At 10:35 AM, Blogger Paul G. said...

I used to get incredibly depressed about it, nowadaws though I just coast through and pretend it doesn't exist. The last actual 'Valentine' I had was back in 1991, so it's hard to say whether I would want to celebrate it with someone given the chance. Like Steve said, many people use it to make up for the lack of attention they give each other the other 364 days of the year... I guess some people celebrate it kind of like they celebrate Christmas, they're not ACTUALLY celebrating the birth of Christ, it's just a time of year where everybody tries to be nicer to each other, in a world that's gone totally insane with 60-hour workweeks and multiple-income families. I happen to fall under that category. Whenever I tell people I'm not religious and in fact have a distaste for organized religions, they invariably throw in "Well why do you celebrate Christmas then??" And my answer is simply, because it gives people something to look forward to at the end of the year, it gives people a reason to get together, and it's altogether just a festive thing to do; I don't care the reason for it, it's just something that we, as people, need to do. Besides, the religious aspect of Christmas has been completely diluted to trace amounts years ago, it's barely recognizable as anything other than 'the holidays' anyway.

 
At 10:46 AM, Blogger Steve said...

[[[[ Whenever I tell people I'm not religious and in fact have a distaste for organized religions, they invariably throw in "Well why do you celebrate Christmas then??" ]]]]
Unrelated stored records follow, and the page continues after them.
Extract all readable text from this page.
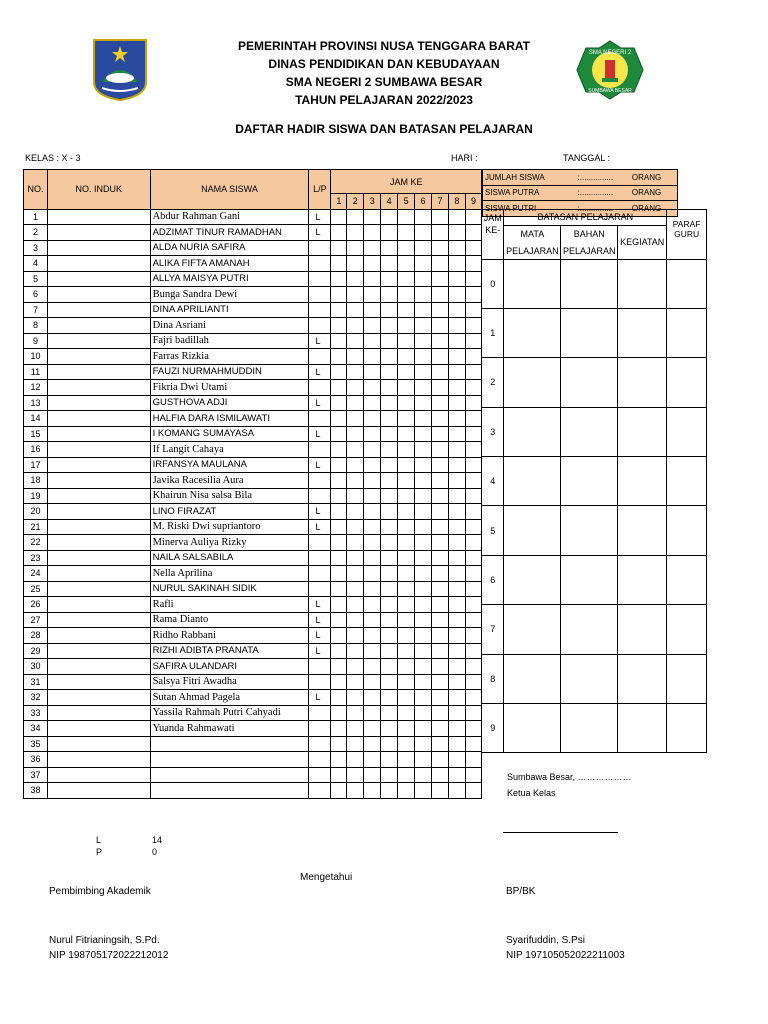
SMA NEGERI 2
SUMBAWA BESAR
PEMERINTAH PROVINSI NUSA TENGGARA BARAT
DINAS PENDIDIKAN DAN KEBUDAYAAN
SMA NEGERI 2 SUMBAWA BESAR
TAHUN PELAJARAN 2022/2023
DAFTAR HADIR SISWA DAN BATASAN PELAJARAN
KELAS : X - 3	HARI :	TANGGAL :
NO.	NO. INDUK	NAMA SISWA	L/P	JAM KE								
				1	2	3	4	5	6	7	8	9
1		Abdur Rahman Gani	L									
2		ADZIMAT TINUR RAMADHAN	L									
3		ALDA NURIA SAFIRA										
4		ALIKA FIFTA AMANAH										
5		ALLYA MAISYA PUTRI										
6		Bunga Sandra Dewi										
7		DINA APRILIANTI										
8		Dina Asriani										
9		Fajri badillah	L									
10		Farras Rizkia										
11		FAUZI NURMAHMUDDIN	L									
12		Fikria Dwi Utami										
13		GUSTHOVA ADJI	L									
14		HALFIA DARA ISMILAWATI										
15		I KOMANG SUMAYASA	L									
16		If Langit Cahaya										
17		IRFANSYA MAULANA	L									
18		Javika Racesilia Aura										
19		Khairun Nisa salsa Bila										
20		LINO FIRAZAT	L									
21		M. Riski Dwi supriantoro	L									
22		Minerva Auliya Rizky										
23		NAILA SALSABILA										
24		Nella Aprilina										
25		NURUL SAKINAH SIDIK										
26		Rafli	L									
27		Rama Dianto	L									
28		Ridho Rabbani	L									
29		RIZHI ADIBTA PRANATA	L									
30		SAFIRA ULANDARI										
31		Salsya Fitri Awadha										
32		Sutan Ahmad Pagela	L									
33		Yassila Rahmah Putri Cahyadi										
34		Yuanda Rahmawati										
35												
36												
37												
38												
JUMLAH SISWA	:...............	ORANG
SISWA PUTRA	:...............	ORANG
SISWA PUTRI	:...............	ORANG
JAM	BATASAN PELAJARAN			PARAF
GURU

KE-	MATA	BAHAN	KEGIATAN	
	PELAJARAN	PELAJARAN		
0				
1				
2				
3				
4				
5				
6				
7				
8				
9				
L	14
P	0
Sumbawa Besar, ………………
Ketua Kelas
Mengetahui
Pembimbing Akademik	BP/BK
Nurul Fitrianingsih, S.Pd.
NIP 198705172022212012
Syarifuddin, S.Psi
NIP 197105052022211003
Wow, they say that to you? I've certainly uttered those same sentiments (that you say) to people a whole lot of times, but, thankfully, no one has been clueless enough to ask me about Christmas.

You should ask them, "What does Santa Claus and 10% off sales at all major department stores have to do with Christianity?"

I mean, give me a break. 99% of people who celebrate Christmas aren't religious. Some of them would say, "Well, I'm a little religious." Sorry, that doesn't work. Why do you think the word for doing something 100% is to do it "religiously?" You gotta do it all the way, or you're not what you say you are. You can't pick and choose the parts of the dogma that fit you lifestyle. Contemporary suburban religious people love doing that.

You know, I just wrote a bunch of other things here and deleted them, because I'm starting to get too controversial on my own blog.